L'horloge 24/7 est l'autre différence, et elle se manifeste dans le calendrier et la répartition par jour de la semaine. La crypto ne respecte pas votre week-end, et le calendrier vous montre, en carrés colorés, si vos trades du samedi et du dimanche valent la peine ou ne sont que de l'ennui devant un graphique ouvert. Une grande partie des dégâts en crypto se produisent au milieu de la nuit et le week-end, dans des carnets d'ordres peu profonds, sur des positions qu'aucune personne sobre n'aurait ouvertes. Le registre ne vous fait pas la morale à ce sujet. Il l'additionne et le place un dimanche, en rouge, là où le schéma est impossible à manquer.
Le funding est le coût qui ronge discrètement un compte crypto, et il appartient au champ des frais. Conservez un perpétuel à travers suffisamment de périodes de funding et le goutte-à-goutte s'additionne en argent réel, que le prix ait joué en votre faveur ou non, donc l'enregistrer garde votre profit et perte enregistré honnête et empêche une position qui a saigné par le funding de ressembler à un scratch propre.

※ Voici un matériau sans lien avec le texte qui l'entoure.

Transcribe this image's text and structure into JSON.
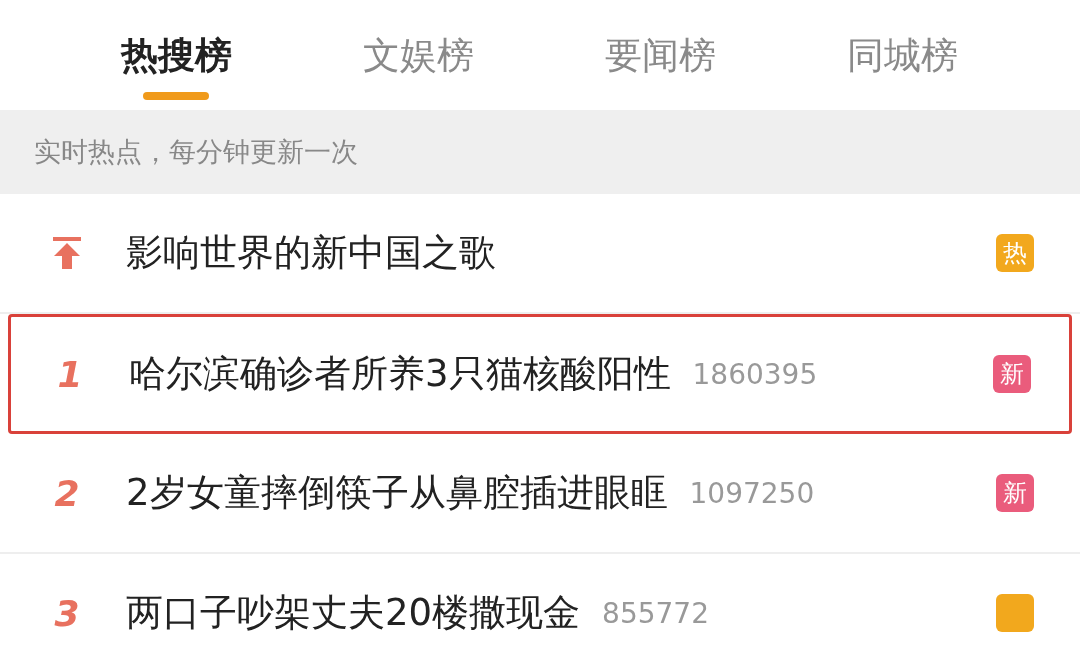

Si vous tradez des perpétuels, le tableau de bord du funding montre ce que coûte le maintien de positions sur différentes plateformes, et la calculatrice de prix de liquidation vous dit où la position se termine avant de l'ouvrir, de sorte que le stop que vous notez dans le journal soit un stop que vous avez placé délibérément.
Comme il fonctionne dans le navigateur et ne stocke rien sur un serveur, c'est la même page sur le téléphone depuis lequel vous tradez à 3 heures du matin et sur l'ordinateur portable où vous faites votre revue. Aucune installation, aucune limite de trades à atteindre lors d'une semaine chargée, et aucun compte requis sauf si vous voulez qu'il se synchronise entre appareils. Pour un marché qui est gratuit, bruyant et toujours ouvert, un journal crypto qui reste privé par défaut est celui qui convient.
Une application qui fonctionne sur n'importe quel appareil
Il n'y a aucune application à installer, et c'est là tout l'intérêt. C'est une page web : ouvrez-la sur l'ordinateur portable où vous faites votre revue, sur l'ordinateur de bureau depuis lequel vous tradez, ou sur le téléphone dans votre poche dans le train, et c'est le même outil à chaque endroit, car il ne nécessite qu'un navigateur. Il fonctionne sur Windows, un Mac, une machine Linux, un Chromebook, tout appareil doté d'un navigateur récent, sans fiche de boutique, sans installateur et sans mot de passe administrateur, et sans rien à maintenir à jour car rien n'est installé. Vous chargez la page et vous avez la version actuelle.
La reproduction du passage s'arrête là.